この〝可愛くない〟の呪いを少し楽にしてくれたのは、皮肉なことに赤の他人で、なのに実の家族よりも何かと気の合う母と同年代ほどの外見の女性であった。好き嫌いがはっきりしていて、無暗にお世辞の言わない自分に素直な気性のその人が、久々に会った時に「なんて可愛いのって思ったわ」と、疑り深い性分の私でさえ信じない方が失礼だと思うほど真っすぐな調子で言ってくださったのである。
その時の事を思い返すと未だに感極まって涙が出るが、それでもあんな毒親と見下げている人間だろうと親には変わりないので、まだ私の〝可愛くない〟の呪縛はとけそうにない。

好感度で母を圧倒するその人に言われても、やはりそれとこれとは悲しいが別なのである。


だが、母は私を救いはしない。話し合いすらしない。
昔から、何をしても原因を聞こうともせずに悪気なくした事であっても、悪意による行動と一方的に決めつけ取り合おうともしなかった。あまつさえ、父に追加のお説教をさせる事もあった。

大人になって対等な力関係になっても、私の話は聞かない。同じ言葉を話しているのに、まるで宇宙人みたいに内容が通じない。何が苦しくて悲しかったのかさえ伝わらない。
そんな事を今さらと、私を恨みがましい人間だと罵倒する。
あまりに心無い言葉に傷ついて、生まれてこなければよかったと思い母子手帳を破ったが、後で母に見つかった時に母は自分が被害者として振る舞い、なぜ私がそうするに至ったのか耳も貸さずに私を罵った。それだけの事をさせたのは、他でもない自分自身なのに。


発達障害に他人に気持ちを察するのが困難という特徴があるが、母の場合はそれだけでなく理由を聞こうとしないのだから最悪である。
母自信がまるで反省のない人で、周りも発達障害の傾向が強い人たちばかりで、わがまま気ままの触れ込みをされている私の肩を持つ人間は出てくるはずもないだろう。

頭でも派手に打って記憶喪失になったら変わるのかもしれないが、周りの人間がまた私の事を勝手に触れ込んでくるので、結果は大して変わらないと思う。
自分の障害を引け目に感じることなく、出てこないで欲しい時に勝手に図々しく出しゃばるのが母で、今さらどうこうなる訳でもなくただただ私の人生の苦しみが延々と続くだけなのだ。
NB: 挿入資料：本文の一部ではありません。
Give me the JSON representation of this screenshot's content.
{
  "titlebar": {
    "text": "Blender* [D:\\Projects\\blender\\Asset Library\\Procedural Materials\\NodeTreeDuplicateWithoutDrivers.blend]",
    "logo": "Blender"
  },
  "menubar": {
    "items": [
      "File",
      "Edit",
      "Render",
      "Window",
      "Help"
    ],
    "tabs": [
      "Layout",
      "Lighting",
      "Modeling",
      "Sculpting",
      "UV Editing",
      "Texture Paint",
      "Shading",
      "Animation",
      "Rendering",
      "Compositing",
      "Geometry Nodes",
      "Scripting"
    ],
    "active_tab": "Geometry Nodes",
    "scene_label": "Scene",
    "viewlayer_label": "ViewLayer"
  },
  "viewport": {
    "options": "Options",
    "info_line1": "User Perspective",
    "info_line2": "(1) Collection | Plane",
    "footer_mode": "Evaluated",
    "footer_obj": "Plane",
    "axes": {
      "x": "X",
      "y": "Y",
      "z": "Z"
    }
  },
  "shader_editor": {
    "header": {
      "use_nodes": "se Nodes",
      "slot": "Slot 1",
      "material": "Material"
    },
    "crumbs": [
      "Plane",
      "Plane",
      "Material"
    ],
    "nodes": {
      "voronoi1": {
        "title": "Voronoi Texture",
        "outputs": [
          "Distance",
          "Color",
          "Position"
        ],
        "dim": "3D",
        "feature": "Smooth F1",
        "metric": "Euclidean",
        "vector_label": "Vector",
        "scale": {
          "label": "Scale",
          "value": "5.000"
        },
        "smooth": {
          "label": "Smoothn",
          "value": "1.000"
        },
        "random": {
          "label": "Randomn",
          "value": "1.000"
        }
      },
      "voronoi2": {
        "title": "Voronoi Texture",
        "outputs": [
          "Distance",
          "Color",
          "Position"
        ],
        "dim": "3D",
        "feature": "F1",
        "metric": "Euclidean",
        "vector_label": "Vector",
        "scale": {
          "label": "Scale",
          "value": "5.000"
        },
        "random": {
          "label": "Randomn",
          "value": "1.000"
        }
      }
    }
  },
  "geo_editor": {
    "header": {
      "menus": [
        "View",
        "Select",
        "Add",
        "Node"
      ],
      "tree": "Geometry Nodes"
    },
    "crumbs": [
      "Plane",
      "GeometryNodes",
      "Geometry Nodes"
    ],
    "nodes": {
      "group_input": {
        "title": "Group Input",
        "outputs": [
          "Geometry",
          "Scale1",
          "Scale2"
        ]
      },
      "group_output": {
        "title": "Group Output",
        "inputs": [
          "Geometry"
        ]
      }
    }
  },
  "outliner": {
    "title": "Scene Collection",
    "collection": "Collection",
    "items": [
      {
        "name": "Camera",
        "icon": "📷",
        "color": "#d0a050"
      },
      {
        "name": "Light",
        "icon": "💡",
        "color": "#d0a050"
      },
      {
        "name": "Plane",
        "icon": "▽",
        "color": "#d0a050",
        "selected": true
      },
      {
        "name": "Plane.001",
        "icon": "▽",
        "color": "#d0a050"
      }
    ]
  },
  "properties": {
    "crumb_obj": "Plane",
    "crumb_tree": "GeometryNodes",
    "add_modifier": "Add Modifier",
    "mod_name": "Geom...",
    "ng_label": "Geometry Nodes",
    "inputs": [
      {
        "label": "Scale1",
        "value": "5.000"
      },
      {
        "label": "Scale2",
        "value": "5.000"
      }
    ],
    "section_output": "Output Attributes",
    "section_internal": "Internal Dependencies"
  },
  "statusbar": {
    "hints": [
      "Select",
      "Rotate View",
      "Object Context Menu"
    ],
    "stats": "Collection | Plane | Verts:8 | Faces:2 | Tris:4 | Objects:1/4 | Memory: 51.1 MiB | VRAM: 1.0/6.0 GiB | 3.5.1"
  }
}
もう、あんな母親とあんな保護者の家庭に生まれた時点で私の不幸は決定していたも同然だ。


ところで、仏教の六道だと畜生道は下から数えて三番目で、人間道はその二つ上にあたる。だとしても親がこのザマでは貧乏くじどころでないし、どうせ産まれるのなら私の〝可愛くない〟の呪いを解きほぐしてくださった方の飼い猫に生まれたかった。
異世界転生でチートができるようになろうと、私が私でこういう心の傷を負った人間である以上、生きることを楽しむのは難しいと思う。ならば気持ちの悪い発想でも、現実世界で親愛の情すら抱いている人の飼い猫になって都合の悪いことは25gの脳みその外に追いやって、私という自我すらも消し去って畜生道を満喫したい。